State v. Ransell

41 Conn. 433 | Conn. | 1874

Phelps, J.

The information in this case is brought for the violation of one of the several clauses of section seventy-five, of chapter four, of title fifty-one, of the Revised Statutes of 1866, and the motion is predicated on certain alleged errors of the court in its ruling on the question of the admissibility of certain evidence, and in the instruction given to the jury.

The charge of the court is first objected to for the reason that the jury were instructed that the law imposes on husband and wife the reciprocal duties of the marriage relation while *440it continues, without reference to any particular circumstances connected with the marriage; and that if a marriage lawful in form and free from fraud or other invalidating difficulty was proved, the husband was bound to support the wife without regard to her previous character or conduct, or to any advice given or inducements held out to him, by reason of which he changed his determination not to marry.

In this we perceive no error. The instruction was of course given with reference to the facts in the case, and the recital in the motion shows that the defendant was acquainted with the previous character of his wife and participated in the wrongful conduct of which she is claimed to have been guilty before the marriage. Any representations made to him while under arrest upon a process seeking to compel him to give security for the support of an unborn child whose paternity was charged to him, to the effect that he had better marry to avoid imprisonment, and that he need not live with and could obtain a divorce from his wife, though they may have operated to remove his objections to the marriage, yet they constitute no legal defence to a prosecution against him for misspending his earnings and not providing for the support of his family. If the obligation to support a wife and children may be held to be contingent upon such considerations, the security for their proper maintenance, now in many cases quite uncertain, will be precarious indeed.

It is further objected that the court declined to instruct the jury that to find the defendant guilty they must be satisfied beyond a reasonable doubt that he wilfully misspent those earnings which he should have appropriated to the support of his family, and did not otherwise provide for them, and that to convict the defendant they must find that he was a person of similar habits and character to those of the other classes of persons enumerated in the same section of the statute.

The jury were told that the other clauses in that section, and all questions of character, except as pertinent to the inquiry whether the defendant misspent his earnings, were immaterial, and that to determine that question in the affirma*441tive it was not necessary to prove a criminal, reprehensible, or morally improper expenditure of earnings; and that this clause of the statute was violated when a man having a family and earnings sufficient for their support, appropriates them to other purposes, leaving his family unprovided for; and that he was responsible if a vicious omission of duty was proved.

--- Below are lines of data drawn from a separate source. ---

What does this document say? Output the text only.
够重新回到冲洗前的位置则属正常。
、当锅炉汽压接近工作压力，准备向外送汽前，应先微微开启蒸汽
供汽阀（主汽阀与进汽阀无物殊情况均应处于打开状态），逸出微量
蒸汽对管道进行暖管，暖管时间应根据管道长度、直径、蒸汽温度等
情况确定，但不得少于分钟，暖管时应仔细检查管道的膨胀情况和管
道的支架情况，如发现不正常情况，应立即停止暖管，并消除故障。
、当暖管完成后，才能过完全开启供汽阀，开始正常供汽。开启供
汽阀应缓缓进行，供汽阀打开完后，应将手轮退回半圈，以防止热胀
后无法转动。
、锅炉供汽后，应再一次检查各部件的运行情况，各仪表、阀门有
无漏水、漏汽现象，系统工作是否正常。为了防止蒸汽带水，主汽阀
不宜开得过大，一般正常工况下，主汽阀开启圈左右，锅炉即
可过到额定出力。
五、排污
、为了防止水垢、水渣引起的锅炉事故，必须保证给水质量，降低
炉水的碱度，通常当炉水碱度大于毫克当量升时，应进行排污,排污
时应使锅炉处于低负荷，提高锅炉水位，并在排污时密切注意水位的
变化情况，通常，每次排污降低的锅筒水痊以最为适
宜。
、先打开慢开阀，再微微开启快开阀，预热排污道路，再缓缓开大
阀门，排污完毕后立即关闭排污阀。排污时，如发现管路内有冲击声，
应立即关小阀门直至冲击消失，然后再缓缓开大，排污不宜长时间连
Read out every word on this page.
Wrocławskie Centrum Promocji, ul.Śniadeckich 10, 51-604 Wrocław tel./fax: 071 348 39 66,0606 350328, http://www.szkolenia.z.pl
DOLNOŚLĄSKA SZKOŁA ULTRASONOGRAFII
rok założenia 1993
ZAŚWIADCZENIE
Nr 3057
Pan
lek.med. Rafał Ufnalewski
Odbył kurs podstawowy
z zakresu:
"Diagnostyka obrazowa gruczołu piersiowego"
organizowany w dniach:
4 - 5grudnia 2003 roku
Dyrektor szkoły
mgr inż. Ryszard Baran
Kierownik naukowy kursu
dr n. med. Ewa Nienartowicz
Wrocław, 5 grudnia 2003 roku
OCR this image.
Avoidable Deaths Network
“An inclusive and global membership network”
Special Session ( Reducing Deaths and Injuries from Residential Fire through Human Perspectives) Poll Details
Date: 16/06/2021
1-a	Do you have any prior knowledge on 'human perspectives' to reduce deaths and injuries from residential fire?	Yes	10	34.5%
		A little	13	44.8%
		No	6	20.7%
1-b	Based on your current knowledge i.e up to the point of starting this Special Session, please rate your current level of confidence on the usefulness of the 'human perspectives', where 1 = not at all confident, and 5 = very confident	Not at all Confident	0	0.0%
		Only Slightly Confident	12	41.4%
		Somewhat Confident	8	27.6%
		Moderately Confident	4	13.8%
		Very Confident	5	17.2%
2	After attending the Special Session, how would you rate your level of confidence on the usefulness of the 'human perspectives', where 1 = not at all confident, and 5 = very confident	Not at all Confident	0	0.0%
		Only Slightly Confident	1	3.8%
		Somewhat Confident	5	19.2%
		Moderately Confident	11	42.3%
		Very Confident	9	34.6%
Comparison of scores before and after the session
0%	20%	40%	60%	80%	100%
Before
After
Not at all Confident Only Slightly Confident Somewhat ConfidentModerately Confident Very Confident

By this we do not understand, and we think the jury could ■not have understood the court to mean, that an intent to violate this provision of the law was not necessary. We think a vicious omission of duty includes such an intent. The record shows that the defendant deserted his wife immediately upon the marriage, and in fact married her with that purpose, and continued such desertion until his arrest upon the information. The intent to abandon his wife and his deliberate refusal to support his family, were under the circumstances necessarily found by the jury. The fact also appears that he was in the receipt of sufficient earnings, and thereby possessed the ability, to furnish the necessary support, but instead of doing that, that he expended them in assisting the family of his brother and for other purposes, all which may have been otherwise lawful, and not a literal wasting or squandering of his means, yet, accompanied by the wrongful intent, none the less a misspending with reference to the support of his family. We think the charge was in this respect unexceptionable.

The court admitted evidence offered by the state to prove the fact of non-support by the defendant of his family during the entire time, which was about a month, between the marriage of the parties and the commencement of the prosecution; to which the counsel for the defendant objected, ■ except as to that which applied only and directly to the day named in the information.

We do not dpubt but that the evidence was admissible, if not as substantive proof of the commission of the offence on the day named, at least to show the guilty intent to withhold the support which the law imposed on the defendant, and the intentional refusal to furnish which is an essential element *442in the offence. It may have been satisfactorily shown by a less amount of proof, or by that embraced within a narrower space of time, but we see no objection to it in its application to the question of intent existing in the mind of the defendant on the day named in the information.

We advise that a new trial be not granted.

In this opinion the other judges concurred; except Foster, J., who, having tried the case in the court below, did not sit.